Lüders sah bis heute kein Problem in dem Mandat für ihre Arbeit als Ausschussvorsitzende und sagte, dass sie nicht befangen sei. Im Interview mit dem WDR äußerte sie:

„Diese anwaltliche Tätigkeit in einem arbeitsgerichtlichen Verfahren hat nichts mit dem Untersuchungsgegenstand zu tun. Für mich war ganz klar, den Vorsitz kann ich übernehmen, ohne dass da irgendein Zusammenhang besteht.“

Zwar ist das arbeitsrechtliche Verfahren von Michael Berger nicht Gegenstand des Untersuchungsausschusses, trotzdem hatte Nadja Lüders es sich zunächst zu leicht gemacht, indem sie das Mandat für irrelevant erklärte. Immerhin stand Lüders nur wenige Monate vor den Mordtaten Michael Bergers mit diesem in einem beruflichen Kontakt. Die Rechtsanwältin-Mandaten-Beziehung schließt in der Regel auch ein Vertrauensverhältnis ein. Damit dürfte Nadja Lüders als Zeugin in Betracht kommen.

In der dritten Sitzung des Ausschusses waren recht weite Kriterien für den Status einer Zeugin gelegt worden. Heike Kleffner, Journalistin und ehemalige Mitarbeiterin der Linken-Obfrau des Bundestags-Untersuchungsausschusses, wurde auf Antrag der CDU-Fraktion in ihren Ausführungen als Sachverständige unterbrochen und musste nach einer Beratungspause die Sitzung verlassen. Ausschlaggebend war offenbar eine Äußerung Kleffners, sie habe ein Interview mit einem Neonazi geführt, der aktuell in München im NSU-Prozess als Angeklagter vor Gericht steht.

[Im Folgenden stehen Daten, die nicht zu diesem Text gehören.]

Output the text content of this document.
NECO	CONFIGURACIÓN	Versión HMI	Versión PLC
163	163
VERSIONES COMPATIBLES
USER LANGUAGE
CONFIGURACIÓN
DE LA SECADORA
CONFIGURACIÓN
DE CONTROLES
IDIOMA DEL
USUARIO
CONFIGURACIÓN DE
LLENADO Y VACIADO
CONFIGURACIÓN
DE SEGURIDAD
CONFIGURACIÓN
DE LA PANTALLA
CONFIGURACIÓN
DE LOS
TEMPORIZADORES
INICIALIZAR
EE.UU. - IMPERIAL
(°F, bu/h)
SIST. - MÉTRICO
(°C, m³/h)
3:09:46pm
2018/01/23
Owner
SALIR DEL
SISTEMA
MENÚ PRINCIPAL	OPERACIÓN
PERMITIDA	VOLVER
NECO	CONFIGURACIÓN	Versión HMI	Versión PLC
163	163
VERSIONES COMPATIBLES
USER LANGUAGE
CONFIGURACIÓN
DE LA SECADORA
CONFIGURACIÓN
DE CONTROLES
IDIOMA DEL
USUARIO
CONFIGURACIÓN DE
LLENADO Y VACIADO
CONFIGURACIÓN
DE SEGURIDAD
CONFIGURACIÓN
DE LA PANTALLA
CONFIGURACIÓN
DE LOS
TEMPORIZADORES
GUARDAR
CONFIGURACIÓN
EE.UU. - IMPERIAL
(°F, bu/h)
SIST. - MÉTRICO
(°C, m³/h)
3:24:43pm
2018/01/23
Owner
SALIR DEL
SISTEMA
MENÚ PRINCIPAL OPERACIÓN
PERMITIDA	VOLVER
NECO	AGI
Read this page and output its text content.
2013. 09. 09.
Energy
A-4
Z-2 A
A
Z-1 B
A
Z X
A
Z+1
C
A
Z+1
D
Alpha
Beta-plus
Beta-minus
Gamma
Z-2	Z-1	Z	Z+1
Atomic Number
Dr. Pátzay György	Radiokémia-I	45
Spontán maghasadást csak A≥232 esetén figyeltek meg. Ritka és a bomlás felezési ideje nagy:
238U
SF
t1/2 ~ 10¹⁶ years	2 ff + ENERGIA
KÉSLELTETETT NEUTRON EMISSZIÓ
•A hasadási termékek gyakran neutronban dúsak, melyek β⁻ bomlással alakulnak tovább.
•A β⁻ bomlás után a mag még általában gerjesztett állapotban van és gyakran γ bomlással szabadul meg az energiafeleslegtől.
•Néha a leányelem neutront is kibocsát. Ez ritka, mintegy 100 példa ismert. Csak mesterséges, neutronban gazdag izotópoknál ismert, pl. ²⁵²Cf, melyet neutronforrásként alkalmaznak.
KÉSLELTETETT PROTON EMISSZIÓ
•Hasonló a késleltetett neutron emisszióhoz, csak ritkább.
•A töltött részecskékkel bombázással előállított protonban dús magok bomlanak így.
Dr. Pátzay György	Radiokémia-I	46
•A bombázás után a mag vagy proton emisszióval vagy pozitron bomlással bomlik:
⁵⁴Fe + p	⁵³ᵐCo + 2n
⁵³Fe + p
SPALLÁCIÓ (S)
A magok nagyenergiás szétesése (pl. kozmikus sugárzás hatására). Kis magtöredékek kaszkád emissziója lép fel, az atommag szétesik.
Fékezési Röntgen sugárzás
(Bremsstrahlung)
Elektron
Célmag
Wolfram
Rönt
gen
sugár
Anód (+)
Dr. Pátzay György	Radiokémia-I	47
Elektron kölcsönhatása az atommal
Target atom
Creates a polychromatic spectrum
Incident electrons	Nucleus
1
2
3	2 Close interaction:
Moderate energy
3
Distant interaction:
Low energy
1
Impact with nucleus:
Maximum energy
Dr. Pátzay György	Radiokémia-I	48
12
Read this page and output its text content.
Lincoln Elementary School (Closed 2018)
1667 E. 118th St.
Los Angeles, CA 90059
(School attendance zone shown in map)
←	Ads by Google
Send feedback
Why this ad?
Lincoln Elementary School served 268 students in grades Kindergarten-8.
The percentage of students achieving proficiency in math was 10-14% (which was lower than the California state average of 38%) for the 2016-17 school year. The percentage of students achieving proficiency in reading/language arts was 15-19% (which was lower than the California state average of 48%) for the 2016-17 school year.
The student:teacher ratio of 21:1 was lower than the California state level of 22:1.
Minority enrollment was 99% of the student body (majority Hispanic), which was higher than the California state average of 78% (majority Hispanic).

Legt man dieselben Kriterien, die der Ausschuss im Falle der Sachverständigen Kleffner formulierte, auch im Fall Lüders zugrunde, dann muss sie aufgrund ihres Mandats von Michael Berger als Zeugin betrachtet werden. Die Entscheidung, den Vorsitz des Ausschusses aufzugeben, ist somit nur folgerichtig. Trotzdem bleibt zu fragen, warum Nadja Lüders erst zu diesem späten Zeitpunkt ihr Verhältnis zu Michael Berger öffentlich gemacht hat. Nach ihrer Aussage hatte nur der SPD-Fraktionsvorstand über die Situation Kenntnis, die Obleute der anderen Fraktionen sind erst am 13. März informiert worden. Dieses lange Verheimlichen hat das Vertrauen in die Vorsitzende erheblich geschädigt.

Die SPD-Fraktion hat, nach der Berufung des (ehemaligen) Kölner Polizisten Andreas Kossiski als Obmann, zum zweiten Mal ein wenig sensibles Verhalten an den Tag gelegt und die Arbeit des Untersuchungsausschuss in der Öffentlichkeit damit belastet.

Unabhängig von der Personalie Lüders ist es wichtig, dass der Untersuchungsausschuss endlich mit seiner Arbeit beginnt. Bislang wurden lediglich – durchaus interessante – Sachverständigen-Hearings durchgeführt. Der Ausschuss ist aber noch nicht in die Beweisaufnahme eingestiegen. Einem Bericht des WDR zufolge könnte noch einige Zeit vergehen, bis damit begonnen werden kann. Die Ausschussmitglieder können zurzeit noch keine als „Vertraulich“ oder „Geheim“ eingestuften Akten lesen, da der Landtag noch immer keinen geeigneten Raum zur Aufbewahrung dieses Materials geschaffen hat. Doch gerade diese Akten dürften relevant sein.